# Voorheesville,NY



## Rail Freak (May 26, 2011)

Talking with some one who says Voorheesville,NY is a Rail Fan Site. Any one been there?


----------



## busboy (May 26, 2011)

Please edit your post, it makes no sense. What are you talking about??


----------



## Rail Freak (May 26, 2011)

busboy said:


> Please edit your post, it makes no sense. What are you talking about??



Easy now, with an attitude like that, you'll never make waitor!!!


----------



## Bill Haithcoat (May 26, 2011)

busboy said:


> Please edit your post, it makes no sense. What are you talking about??

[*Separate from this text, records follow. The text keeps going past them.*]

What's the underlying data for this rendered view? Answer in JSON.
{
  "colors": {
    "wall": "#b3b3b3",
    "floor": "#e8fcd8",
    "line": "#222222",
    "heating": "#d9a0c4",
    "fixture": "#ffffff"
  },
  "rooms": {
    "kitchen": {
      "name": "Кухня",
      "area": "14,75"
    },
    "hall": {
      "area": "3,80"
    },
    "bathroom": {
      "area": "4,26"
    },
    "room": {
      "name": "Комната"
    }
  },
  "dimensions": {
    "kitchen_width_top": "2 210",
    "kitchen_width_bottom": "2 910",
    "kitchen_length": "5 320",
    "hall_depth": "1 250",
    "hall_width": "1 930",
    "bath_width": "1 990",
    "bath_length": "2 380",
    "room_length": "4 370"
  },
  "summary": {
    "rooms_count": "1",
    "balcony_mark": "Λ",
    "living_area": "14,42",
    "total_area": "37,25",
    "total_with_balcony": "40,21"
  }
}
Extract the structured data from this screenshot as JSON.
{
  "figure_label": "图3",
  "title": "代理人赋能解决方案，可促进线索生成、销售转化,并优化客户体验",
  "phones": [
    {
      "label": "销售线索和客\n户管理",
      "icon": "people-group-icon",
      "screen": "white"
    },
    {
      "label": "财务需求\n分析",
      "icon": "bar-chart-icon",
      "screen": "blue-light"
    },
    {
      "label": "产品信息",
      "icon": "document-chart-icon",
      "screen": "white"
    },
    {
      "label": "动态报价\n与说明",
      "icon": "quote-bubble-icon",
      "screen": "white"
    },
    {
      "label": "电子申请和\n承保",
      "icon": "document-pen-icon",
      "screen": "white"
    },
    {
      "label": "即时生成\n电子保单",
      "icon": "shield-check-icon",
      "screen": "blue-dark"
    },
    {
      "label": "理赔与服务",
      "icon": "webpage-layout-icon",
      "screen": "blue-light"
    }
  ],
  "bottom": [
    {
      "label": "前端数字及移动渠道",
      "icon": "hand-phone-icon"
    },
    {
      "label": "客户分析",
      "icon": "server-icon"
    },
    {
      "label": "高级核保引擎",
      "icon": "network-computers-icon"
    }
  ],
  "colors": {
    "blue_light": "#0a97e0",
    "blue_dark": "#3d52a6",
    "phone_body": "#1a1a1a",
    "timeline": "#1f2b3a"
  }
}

It looks to me like he is asking if there is a railfan site at Vorheesville, n,y,. And if you google it, indeed there is.


----------



## the_traveler (May 27, 2011)

Vorhesville is along the Empire Corridor in upstate NY west of Amsterdam - with plenty of Amtrak and CSX action!


----------



## edding (May 28, 2011)

I lived in Voorheesville for 4 years in the early 80's ( probably the happiest years of my life)and there was a great little park near "downtown" Voorheesville where I could take my very young son and watch trains ( mostly D & H). Voorheesville is now a small suburban village outside Albany( with a really great Pizza place), Thanks for reminding me of my favorite place I've lived.

Ed


----------